What TSA desperately needs is a new business model that will reassure its critics and increase screener performance. It needs to be more alert to new threats, such as the strap-on explosives used by Chechen rebels to bring down two Russian airplanes last year; more agile in meeting the inevitable surge of passengers that comes with the changing travel season and the movement of high-volume carriers such as Southwest into underused hubs; and more innovative in funding screening technologies that can be used in a variety of public and private settings beyond airports. Meanwhile, it needs to concentrate fire on the nation’s most vulnerable airport terminals. Reagan National’s Terminal C, for example, has plenty of room for leisurely passenger screening, but Terminal A has a bottleneck that puts enormous pressure on screeners to get passengers through as fast as possible. Guess which one a terrorist would pick.
Building this kind of robust, risk-focused TSA would require more than new uniforms, obviously. It requires a mindset that harks back to the glory days of the National Aeronautics and Space Administration (NASA), which was established in 1958 during a similar moment of great urgency. Also operating under personnel and budget caps, NASA created new incentives for private investment in a host of new technologies that helped build a base for decades of innovation.
TSA’s challenge is to avoid the fate of NASA, which has been marked by tragedy and is mired in uncertainty about its mission. If its screeners stay federal, TSA could easily end up like the U.S. Postal Service, with its predictable, if sometimes underwhelming, performance.
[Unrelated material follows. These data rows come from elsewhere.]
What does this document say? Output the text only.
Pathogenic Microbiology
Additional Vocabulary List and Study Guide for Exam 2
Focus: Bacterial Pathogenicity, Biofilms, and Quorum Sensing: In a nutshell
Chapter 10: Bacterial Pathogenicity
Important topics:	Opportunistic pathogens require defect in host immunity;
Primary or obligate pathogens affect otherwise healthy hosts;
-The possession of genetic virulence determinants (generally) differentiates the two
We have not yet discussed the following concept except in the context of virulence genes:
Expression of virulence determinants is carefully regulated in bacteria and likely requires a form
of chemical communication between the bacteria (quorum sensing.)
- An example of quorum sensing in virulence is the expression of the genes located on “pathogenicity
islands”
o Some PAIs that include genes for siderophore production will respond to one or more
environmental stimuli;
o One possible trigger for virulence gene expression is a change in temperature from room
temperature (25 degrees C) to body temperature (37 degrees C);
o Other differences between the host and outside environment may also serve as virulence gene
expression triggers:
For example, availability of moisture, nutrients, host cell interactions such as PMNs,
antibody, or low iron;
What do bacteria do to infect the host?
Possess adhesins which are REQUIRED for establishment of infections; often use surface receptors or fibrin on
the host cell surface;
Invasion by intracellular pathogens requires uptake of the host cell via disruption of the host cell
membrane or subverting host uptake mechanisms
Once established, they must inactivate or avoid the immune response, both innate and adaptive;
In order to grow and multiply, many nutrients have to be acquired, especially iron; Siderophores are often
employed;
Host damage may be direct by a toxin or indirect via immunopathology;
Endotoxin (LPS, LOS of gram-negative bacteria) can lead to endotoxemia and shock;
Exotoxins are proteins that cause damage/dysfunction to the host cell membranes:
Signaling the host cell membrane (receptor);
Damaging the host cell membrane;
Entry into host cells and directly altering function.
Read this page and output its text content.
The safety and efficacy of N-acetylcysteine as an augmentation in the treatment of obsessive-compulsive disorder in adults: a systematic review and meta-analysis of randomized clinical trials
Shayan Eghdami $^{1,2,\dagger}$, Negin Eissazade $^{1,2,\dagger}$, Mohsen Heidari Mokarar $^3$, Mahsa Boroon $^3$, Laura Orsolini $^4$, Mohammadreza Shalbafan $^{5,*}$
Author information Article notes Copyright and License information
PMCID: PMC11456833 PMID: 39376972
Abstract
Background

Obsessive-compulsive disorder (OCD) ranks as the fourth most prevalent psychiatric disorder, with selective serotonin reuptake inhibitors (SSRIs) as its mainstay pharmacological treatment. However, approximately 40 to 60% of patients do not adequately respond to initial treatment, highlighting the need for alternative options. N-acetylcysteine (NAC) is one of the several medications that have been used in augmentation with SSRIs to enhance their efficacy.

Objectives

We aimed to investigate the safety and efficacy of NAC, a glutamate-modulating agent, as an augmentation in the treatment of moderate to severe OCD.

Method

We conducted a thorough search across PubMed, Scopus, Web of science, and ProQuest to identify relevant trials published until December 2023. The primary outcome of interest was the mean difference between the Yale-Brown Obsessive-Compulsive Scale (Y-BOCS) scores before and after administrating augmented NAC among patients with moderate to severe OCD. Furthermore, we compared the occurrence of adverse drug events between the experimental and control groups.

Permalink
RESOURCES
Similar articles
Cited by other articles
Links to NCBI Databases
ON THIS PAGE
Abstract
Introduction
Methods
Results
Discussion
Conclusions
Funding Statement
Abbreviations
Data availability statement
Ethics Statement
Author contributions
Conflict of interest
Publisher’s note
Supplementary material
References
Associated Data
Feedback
If the screeners go private, it could end up as just another starving regulatory agency like the Occupational Safety and Health Administration.
The public will be poorly served under either scenario. TSA needs to become a more agile, adaptable version of its former self, which will require a round of internal reorganization that will make its first year seem like a cakewalk. But if the agency can pull it off, it could yet become one of the government’s greatest bureaucratic achievements of the next 50 years.